By understanding how models interpret this feature space, attackers can identify weaknesses and craft inputs that exploit the model’s decision boundaries, ultimately forcing incorrect predictions.
The Evasion Attack Tree
The Six Families of Evasion Attacks
Now that you understand what evasion attacks are, let’s explore the six distinct families, each with its own strengths, weaknesses, and ideal use cases.
Think of this as your attack taxonomy: a map of every major way attackers can fool AI systems.
| Family | Access Level | Key Strength | Best Use Case |
|---|---|---|---|
| Gradient-Based | White-box | Fast & effective | Learning fundamentals |
| Optimization-Based | White-box | Minimal perturbations | Stealth attacks |
| Score-Based | Black-box (soft labels) | No internal access needed | APIs with confidence scores |
| Decision-Based | Black-box (hard labels) | Works with minimal information | Real-world APIs |
| Heuristic / Evolutionary | Any | No gradients required | Discrete / non-differentiable inputs |
| Transfer-Based | Surrogate model | No target access required | Rate-limited APIs |
1. Gradient-Based Attacks
“The Foundation”
| Attack | Full Name | Key Characteristic |
|---|---|---|
| FGSM | Fast Gradient Sign Method | Single-step, uses sign of gradient |
| BIM | Basic Iterative Method | Multi-step FGSM (iterative) |
| PGD | Projected Gradient Descent | BIM + random initialization (strongest) |
| MIM | Momentum Iterative Method | Adds momentum for better transferability |
| FGSM-RS | FGSM with Random Start | FGSM + random initialization |
Threat Model: White-box (requires gradient access)
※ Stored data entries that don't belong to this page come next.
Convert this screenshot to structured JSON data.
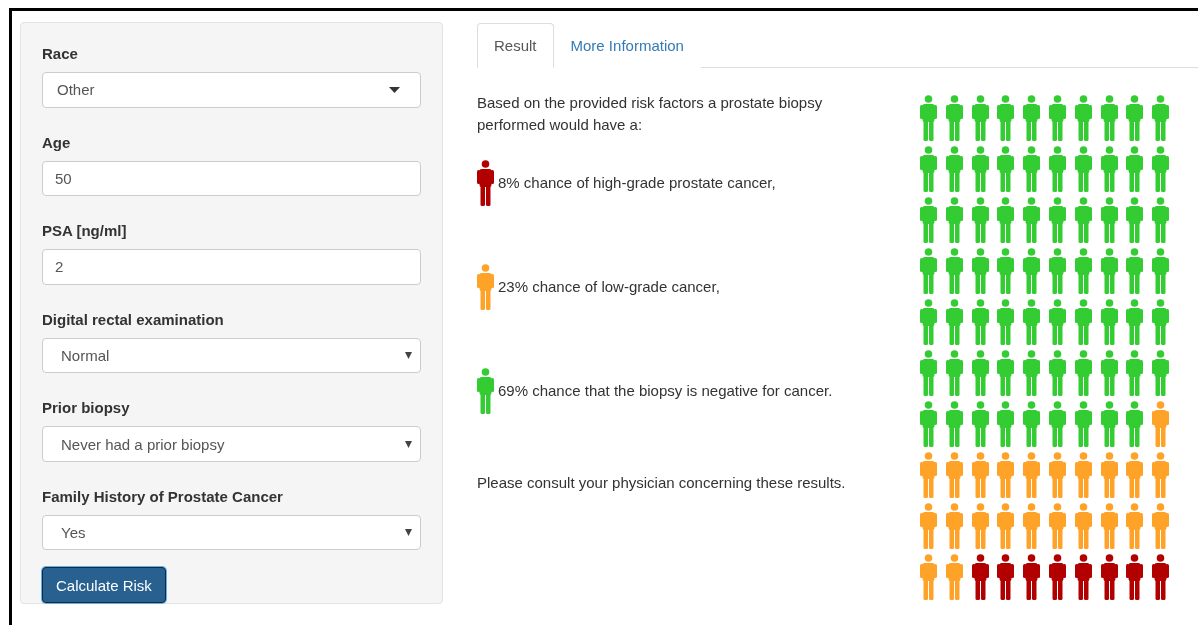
{
  "form": {
    "fields": [
      {
        "label": "Race",
        "kind": "picker",
        "value": "Other"
      },
      {
        "label": "Age",
        "kind": "input",
        "value": "50"
      },
      {
        "label": "PSA [ng/ml]",
        "kind": "input",
        "value": "2"
      },
      {
        "label": "Digital rectal examination",
        "kind": "select",
        "value": "Normal"
      },
      {
        "label": "Prior biopsy",
        "kind": "select",
        "value": "Never had a prior biopsy"
      },
      {
        "label": "Family History of Prostate Cancer",
        "kind": "select",
        "value": "Yes"
      }
    ],
    "button": "Calculate Risk"
  },
  "tabs": [
    {
      "label": "Result",
      "selected": true
    },
    {
      "label": "More Information",
      "selected": false
    }
  ],
  "result": {
    "intro": "Based on the provided risk factors a prostate biopsy performed would have a:",
    "outcomes": [
      {
        "text": "8% chance of high-grade prostate cancer,",
        "color": "#b20000"
      },
      {
        "text": "23% chance of low-grade cancer,",
        "color": "#ffa228"
      },
      {
        "text": "69% chance that the biopsy is negative for cancer.",
        "color": "#33cc33"
      }
    ],
    "note": "Please consult your physician concerning these results.",
    "pictogram": [
      {
        "color": "#33cc33"
      },
      {
        "color": "#33cc33"
      },
      {
        "color": "#33cc33"
      },
      {
        "color": "#33cc33"
      },
      {
        "color": "#33cc33"
      },
      {
        "color": "#33cc33"
      },
      {
        "color": "#33cc33"
      },
      {
        "color": "#33cc33"
      },
      {
        "color": "#33cc33"
      },
      {
        "color": "#33cc33"
      },
      {
        "color": "#33cc33"
      },
      {
        "color": "#33cc33"
      },
      {
        "color": "#33cc33"
      },
      {
        "color": "#33cc33"
      },
      {
        "color": "#33cc33"
      },
      {
        "color": "#33cc33"
      },
      {
        "color": "#33cc33"
      },
      {
        "color": "#33cc33"
      },
      {
        "color": "#33cc33"
      },
      {
        "color": "#33cc33"
      },
      {
        "color": "#33cc33"
      },
      {
        "color": "#33cc33"
      },
      {
        "color": "#33cc33"
      },
      {
        "color": "#33cc33"
      },
      {
        "color": "#33cc33"
      },
      {
        "color": "#33cc33"
      },
      {
        "color": "#33cc33"
      },
      {
        "color": "#33cc33"
      },
      {
        "color": "#33cc33"
      },
      {
        "color": "#33cc33"
      },
      {
        "color": "#33cc33"
      },
      {
        "color": "#33cc33"
      },
      {
        "color": "#33cc33"
      },
      {
        "color": "#33cc33"
      },
      {
        "color": "#33cc33"
      },
      {
        "color": "#33cc33"
      },
      {
        "color": "#33cc33"
      },
      {
        "color": "#33cc33"
      },
      {
        "color": "#33cc33"
      },
      {
        "color": "#33cc33"
      },
      {
        "color": "#33cc33"
      },
      {
        "color": "#33cc33"
      },
      {
        "color": "#33cc33"
      },
      {
        "color": "#33cc33"
      },
      {
        "color": "#33cc33"
      },
      {
        "color": "#33cc33"
      },
      {
        "color": "#33cc33"
      },
      {
        "color": "#33cc33"
      },
      {
        "color": "#33cc33"
      },
      {
        "color": "#33cc33"
      },
      {
        "color": "#33cc33"
      },
      {
        "color": "#33cc33"
      },
      {
        "color": "#33cc33"
      },
      {
        "color": "#33cc33"
      },
      {
        "color": "#33cc33"
      },
      {
        "color": "#33cc33"
      },
      {
        "color": "#33cc33"
      },
      {
        "color": "#33cc33"
      },
      {
        "color": "#33cc33"
      },
      {
        "color": "#33cc33"
      },
      {
        "color": "#33cc33"
      },
      {
        "color": "#33cc33"
      },
      {
        "color": "#33cc33"
      },
      {
        "color": "#33cc33"
      },
      {
        "color": "#33cc33"
      },
      {
        "color": "#33cc33"
      },
      {
        "color": "#33cc33"
      },
      {
        "color": "#33cc33"
      },
      {
        "color": "#33cc33"
      },
      {
        "color": "#ffa228"
      },
      {
        "color": "#ffa228"
      },
      {
        "color": "#ffa228"
      },
      {
        "color": "#ffa228"
      },
      {
        "color": "#ffa228"
      },
      {
        "color": "#ffa228"
      },
      {
        "color": "#ffa228"
      },
      {
        "color": "#ffa228"
      },
      {
        "color": "#ffa228"
      },
      {
        "color": "#ffa228"
      },
      {
        "color": "#ffa228"
      },
      {
        "color": "#ffa228"
      },
      {
        "color": "#ffa228"
      },
      {
        "color": "#ffa228"
      },
      {
        "color": "#ffa228"
      },
      {
        "color": "#ffa228"
      },
      {
        "color": "#ffa228"
      },
      {
        "color": "#ffa228"
      },
      {
        "color": "#ffa228"
      },
      {
        "color": "#ffa228"
      },
      {
        "color": "#ffa228"
      },
      {
        "color": "#ffa228"
      },
      {
        "color": "#ffa228"
      },
      {
        "color": "#b20000"
      },
      {
        "color": "#b20000"
      },
      {
        "color": "#b20000"
      },
      {
        "color": "#b20000"
      },
      {
        "color": "#b20000"
      },
      {
        "color": "#b20000"
      },
      {
        "color": "#b20000"
      },
      {
        "color": "#b20000"
      }
    ]
  }
}
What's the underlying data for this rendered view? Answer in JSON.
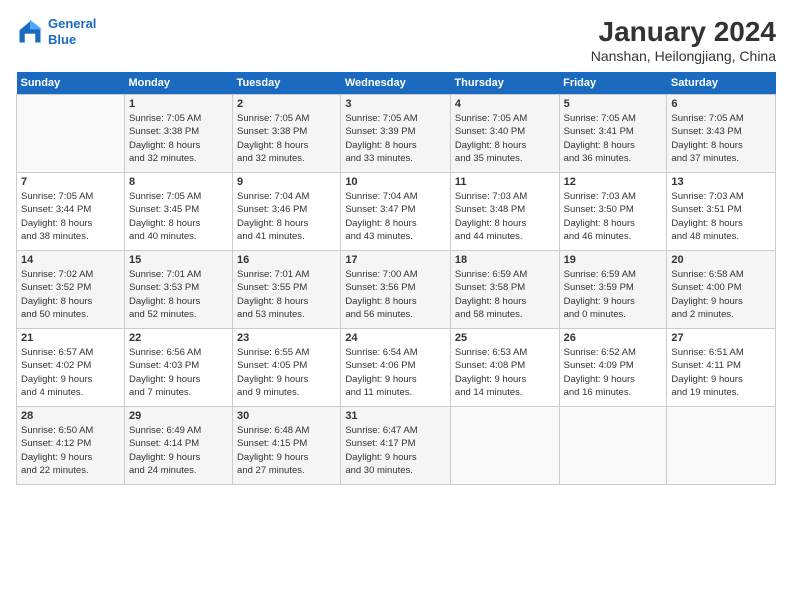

Core Concept: Use gradients of the loss function with respect to input to craft perturbations. The gradient tells us which direction changes the model’s prediction most dramatically.
Formula Pattern:
\[x_{adv} = x + \epsilon \cdot \text{sign}(\nabla_x L(\theta, x, y))\]When to Use: You have full access to the model (architecture, weights, gradients). This is the fastest family of attacks.
Analogy: Like finding the steepest slope on a hill and taking one big step uphill. The gradient points to where the loss increases fastest.
Why They Matter: These attacks are the foundation of adversarial ML. FGSM (2014) sparked the entire field. If you understand gradient-based attacks, everything else builds on that knowledge.
Coming in Part 2: FGSM deep dive with full math + code!
2. Optimization-Based Attacks
“The Precision Engineers”
| Attack | Full Name | Key Characteristic |
|---|---|---|
| C&W | Carlini & Wagner | Sophisticated optimization, minimal perturbation |
| DeepFool | DeepFool | Finds minimal perturbation to decision boundary |
| EAD | Elastic-Net Attack | Combines L1 + L2 regularization |
| FMN | Fast Minimum-Norm | Faster alternative to C&W |
Threat Model: White-box (requires model access)
Core Concept: Solve a constrained optimization problem to find the smallest possible perturbation that causes misclassification. Unlike gradient attacks that use a fixed ε, these attacks search for the minimal perturbation.
Formula Pattern:
\[\min_{\delta} \|\delta\| \quad \text{subject to} \quad f(x + \delta) \ne y\]When to Use: You need the least detectable perturbations. C&W attacks are famous for breaking defensive distillation (a defense technique).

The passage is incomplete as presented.